Re: curtain: WIP sandboxing mechanism with pledge()/unveil() support
Date: Tue, 29 Mar 2022 17:32:41 UTC
On 3/29/22 04:34, David Chisnall wrote: > Hi, > > Does pledge actually require kernel support? I'd have thought that it > could be implemented on top of Capsicum as a purely userland > abstraction (more easily with libc help, but even with an LD_PRELOADed > library along the lines of libpreopen). In Verona, we're able to use > Capsicum to run unmodified libraries in a sandbox, for example, > including handling raw system calls: > > https://github.com/microsoft/verona/tree/master/experiments/process_sandbox > > > It would be good to understand why this needs more kernel attack surface. > > David If it can work like that then it's pretty cool.
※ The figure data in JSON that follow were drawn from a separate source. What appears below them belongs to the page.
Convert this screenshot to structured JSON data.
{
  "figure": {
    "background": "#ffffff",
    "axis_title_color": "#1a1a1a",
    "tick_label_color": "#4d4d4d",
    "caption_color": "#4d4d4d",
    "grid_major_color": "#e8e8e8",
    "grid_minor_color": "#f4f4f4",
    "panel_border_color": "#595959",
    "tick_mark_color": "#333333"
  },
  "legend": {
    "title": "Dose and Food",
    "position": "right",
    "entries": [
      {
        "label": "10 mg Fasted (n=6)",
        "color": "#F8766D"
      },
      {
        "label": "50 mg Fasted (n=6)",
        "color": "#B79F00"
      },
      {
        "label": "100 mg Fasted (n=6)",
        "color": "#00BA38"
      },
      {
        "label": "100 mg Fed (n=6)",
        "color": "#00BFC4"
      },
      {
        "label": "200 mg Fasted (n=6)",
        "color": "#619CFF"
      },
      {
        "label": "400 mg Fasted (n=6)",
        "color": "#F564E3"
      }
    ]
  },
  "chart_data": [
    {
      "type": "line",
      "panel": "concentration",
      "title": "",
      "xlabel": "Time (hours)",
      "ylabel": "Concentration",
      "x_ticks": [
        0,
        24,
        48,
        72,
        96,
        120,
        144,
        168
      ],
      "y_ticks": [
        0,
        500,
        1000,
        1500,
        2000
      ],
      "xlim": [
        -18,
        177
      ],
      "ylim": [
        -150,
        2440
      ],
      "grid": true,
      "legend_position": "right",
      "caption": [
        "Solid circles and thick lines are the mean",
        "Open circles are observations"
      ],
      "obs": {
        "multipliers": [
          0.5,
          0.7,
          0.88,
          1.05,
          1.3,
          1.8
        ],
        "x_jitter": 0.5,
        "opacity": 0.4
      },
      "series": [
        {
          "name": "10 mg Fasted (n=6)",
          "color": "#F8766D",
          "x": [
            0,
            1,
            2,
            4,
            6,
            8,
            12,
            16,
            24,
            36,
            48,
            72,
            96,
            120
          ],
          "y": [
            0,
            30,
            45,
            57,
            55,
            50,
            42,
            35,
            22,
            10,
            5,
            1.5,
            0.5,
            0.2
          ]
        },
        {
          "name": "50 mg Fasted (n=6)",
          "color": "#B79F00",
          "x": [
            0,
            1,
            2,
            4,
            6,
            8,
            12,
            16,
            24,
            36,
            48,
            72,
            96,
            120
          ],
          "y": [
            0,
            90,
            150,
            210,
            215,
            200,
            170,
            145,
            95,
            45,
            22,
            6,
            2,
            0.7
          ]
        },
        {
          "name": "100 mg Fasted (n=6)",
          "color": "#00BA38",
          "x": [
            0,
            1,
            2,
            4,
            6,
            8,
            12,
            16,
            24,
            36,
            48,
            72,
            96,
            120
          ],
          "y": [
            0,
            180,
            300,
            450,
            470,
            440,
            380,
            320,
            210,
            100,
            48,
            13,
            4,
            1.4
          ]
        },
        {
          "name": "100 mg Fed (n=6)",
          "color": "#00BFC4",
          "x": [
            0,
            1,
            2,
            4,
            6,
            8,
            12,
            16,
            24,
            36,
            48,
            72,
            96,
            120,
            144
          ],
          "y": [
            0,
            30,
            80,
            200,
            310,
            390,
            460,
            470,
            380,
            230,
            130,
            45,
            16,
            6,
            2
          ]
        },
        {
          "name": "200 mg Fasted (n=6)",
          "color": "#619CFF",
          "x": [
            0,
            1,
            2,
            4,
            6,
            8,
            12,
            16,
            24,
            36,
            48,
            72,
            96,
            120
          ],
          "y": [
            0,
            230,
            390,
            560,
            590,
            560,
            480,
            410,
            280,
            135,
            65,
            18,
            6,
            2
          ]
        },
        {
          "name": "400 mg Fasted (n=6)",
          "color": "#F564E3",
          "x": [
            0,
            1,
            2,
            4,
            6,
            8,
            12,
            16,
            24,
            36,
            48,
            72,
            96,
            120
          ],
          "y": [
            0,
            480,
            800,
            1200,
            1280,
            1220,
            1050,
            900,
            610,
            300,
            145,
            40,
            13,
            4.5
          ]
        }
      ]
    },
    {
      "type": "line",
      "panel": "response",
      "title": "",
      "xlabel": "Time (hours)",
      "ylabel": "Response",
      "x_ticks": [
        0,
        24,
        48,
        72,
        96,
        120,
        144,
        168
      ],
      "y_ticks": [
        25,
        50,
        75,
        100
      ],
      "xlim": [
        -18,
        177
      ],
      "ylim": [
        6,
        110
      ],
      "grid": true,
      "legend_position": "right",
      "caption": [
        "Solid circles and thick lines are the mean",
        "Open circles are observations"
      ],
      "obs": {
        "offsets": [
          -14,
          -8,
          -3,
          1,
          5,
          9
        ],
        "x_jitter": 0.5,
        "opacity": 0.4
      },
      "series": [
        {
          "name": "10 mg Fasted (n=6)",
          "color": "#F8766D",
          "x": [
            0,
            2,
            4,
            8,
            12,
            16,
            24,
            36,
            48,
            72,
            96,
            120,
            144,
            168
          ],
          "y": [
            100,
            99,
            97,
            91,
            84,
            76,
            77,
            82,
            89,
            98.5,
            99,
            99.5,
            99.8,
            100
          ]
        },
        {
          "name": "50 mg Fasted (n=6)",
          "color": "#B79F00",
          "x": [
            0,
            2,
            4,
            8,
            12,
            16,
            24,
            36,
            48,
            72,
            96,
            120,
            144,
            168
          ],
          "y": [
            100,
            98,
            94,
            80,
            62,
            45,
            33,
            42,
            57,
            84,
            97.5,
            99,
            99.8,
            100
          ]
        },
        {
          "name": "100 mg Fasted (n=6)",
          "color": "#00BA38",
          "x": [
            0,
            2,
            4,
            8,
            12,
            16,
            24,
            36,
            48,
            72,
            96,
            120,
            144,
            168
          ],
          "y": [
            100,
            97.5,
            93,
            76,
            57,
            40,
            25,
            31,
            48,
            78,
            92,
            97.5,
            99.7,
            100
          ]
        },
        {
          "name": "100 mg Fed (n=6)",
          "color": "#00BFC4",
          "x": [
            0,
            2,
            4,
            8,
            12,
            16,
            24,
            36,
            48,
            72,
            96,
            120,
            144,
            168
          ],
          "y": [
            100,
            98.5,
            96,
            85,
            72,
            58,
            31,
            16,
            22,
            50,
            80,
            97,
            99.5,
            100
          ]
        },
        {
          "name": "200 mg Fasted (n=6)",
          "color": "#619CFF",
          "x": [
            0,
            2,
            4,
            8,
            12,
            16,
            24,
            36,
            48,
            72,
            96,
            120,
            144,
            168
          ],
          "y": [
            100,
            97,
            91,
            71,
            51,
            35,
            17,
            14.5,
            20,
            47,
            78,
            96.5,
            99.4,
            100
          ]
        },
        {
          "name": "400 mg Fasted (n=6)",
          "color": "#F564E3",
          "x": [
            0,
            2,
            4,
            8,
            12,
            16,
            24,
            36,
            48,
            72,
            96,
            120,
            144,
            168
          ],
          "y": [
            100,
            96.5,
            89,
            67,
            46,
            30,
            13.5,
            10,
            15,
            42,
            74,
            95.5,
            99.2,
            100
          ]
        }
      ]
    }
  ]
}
It could be a lot more secure. But it's just not the way I went with. Re-implementing so much kernel functionality in userland seems like a lot of work. Because I wanted my module to be able to sandbox (almost) everything that the OS can run. Including whole process hierarchies that execute other programs and use process management and shared memory, etc. That's a lot of little details to get right... So I went with the same route that jails, other MAC modules and even Capsicum are implemented: with access checks in the kernel itself. And most of these checks were already in place with MAC hooks. pledge()/unveil() are usually used for fairly well-disciplined applications that either don't run other programs or run very specific programs that are also well-disciplined and don't expect too much (unless you just drop the pledges on execve()). Pledged applications usually reduce the kernel attack surface a lot, but you don't run arbitrary programs with pledge (and that wasn't one of its goals AFAIK). But that's what I wanted my module to be able to do. I'd say it has become a bit of a weird hybrid between a "container" framework and an exploit mitigation framework at this point. You can run a `make buildworld` with it, build/install/run random programs isolated in your project directories, sandbox shell/desktop sessions as a whole, etc. And then within those sandboxes, nested applications can do their own sandboxing on top of it (with this module (and its pledge/unveil compat) or Capsicum (and possibly other compat layers built on top of it)). The "inner" programs can use more restrictive sandboxes that don't expose as much kernel functionality. But for the "outer" programs the whole thing slides more towards being "containers"/"jails" (and the more complex it would have been to do purely in userland I believe).